Beleidigung von „Moslems“?

Der Angeklagte behauptete, drei Stunden vor dem Haltestellen-Angriff – also gegen 20 Uhr – von einer vorbeiradelnden Gruppe orientalisch aussehender Jugendlicher beleidigt worden zu sein. „Scheiß Christen“ hätten sie ihm und seinem Kumpel (37), mit dem er Bier und Wodka trinkend auf einer Mauer saß, zugerufen. Zeugen für diese angebliche Beleidigung gibt es allerdings nicht. Deshalb, so führte B. gegenüber Amtsrichter Melle Klinkenborg aus, hätten er und sein Freund den 20-Jährigen am Haltepunkt angesprochen; sie hätten vermutet, er gehöre zu der Gruppe der „Moslems“ auf den Rädern. Dass eine tiefe Kluft zwischen Moslems und Jesiden klafft, war dem angetrunkenen Radaubruder offenbar nicht bekannt – er schlug einfach zu.

Einem Polizeibeamten gegenüber hatte B. kurz nach der Tat erklärt, er habe das Opfer lediglich geohrfeigt. Vor Gericht wollte er überhaupt nichts mehr von einer körperlichen Attacke wissen. Doch waren seine Aussage und die seines 37-jährigen Kumpels, ebenfalls als Pflegehelfer tätig, derart identisch, dass sie wie abgesprochen wirkten.

Rote Linie überschritten

Die Staatsanwältin wies darauf hin, dass sie für fremden- und religionsfeindliche Äußerungen und Aktionen wie von B. getätigt überhaupt kein Verständnis habe – zumal der Angeklagte und sein Freund polnische Staatsbürger und damit selbst Ausländer in Deutschland seien.
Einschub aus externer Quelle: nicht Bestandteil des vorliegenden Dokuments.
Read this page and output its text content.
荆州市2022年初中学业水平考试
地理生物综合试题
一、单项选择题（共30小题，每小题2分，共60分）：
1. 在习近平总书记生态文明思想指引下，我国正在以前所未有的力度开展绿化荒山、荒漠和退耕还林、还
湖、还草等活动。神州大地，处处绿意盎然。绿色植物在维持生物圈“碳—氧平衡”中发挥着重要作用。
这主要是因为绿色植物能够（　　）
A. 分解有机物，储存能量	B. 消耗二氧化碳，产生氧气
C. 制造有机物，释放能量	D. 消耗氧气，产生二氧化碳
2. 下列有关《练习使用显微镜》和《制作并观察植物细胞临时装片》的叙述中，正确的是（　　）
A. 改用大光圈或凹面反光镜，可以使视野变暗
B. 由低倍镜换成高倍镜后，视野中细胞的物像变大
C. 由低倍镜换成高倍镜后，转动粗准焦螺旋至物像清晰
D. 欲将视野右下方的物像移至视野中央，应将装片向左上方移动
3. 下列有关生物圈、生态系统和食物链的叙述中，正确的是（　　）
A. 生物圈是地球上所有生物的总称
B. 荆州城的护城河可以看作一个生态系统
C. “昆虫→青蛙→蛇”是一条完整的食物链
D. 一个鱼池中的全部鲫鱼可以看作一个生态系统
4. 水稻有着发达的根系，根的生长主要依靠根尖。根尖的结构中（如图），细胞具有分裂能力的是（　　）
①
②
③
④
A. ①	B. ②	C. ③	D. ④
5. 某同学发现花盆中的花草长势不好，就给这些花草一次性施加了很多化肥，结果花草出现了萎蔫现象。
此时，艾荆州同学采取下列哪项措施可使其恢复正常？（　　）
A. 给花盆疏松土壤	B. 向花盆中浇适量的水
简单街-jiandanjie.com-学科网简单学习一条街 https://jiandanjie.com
Richter Klinkenborg sagte, es sei für den 20-Jährigen sicher schlimm gewesen, aus heiterem Himmel Opfer eines solchen Angriffs zu werden. Bislang sei B. für seine Körperverletzungs-Delikte noch mit Geldstrafen davongekommen, doch mit der Attacke gegen den jungen Jesiden habe er eine rote Linie überschritten.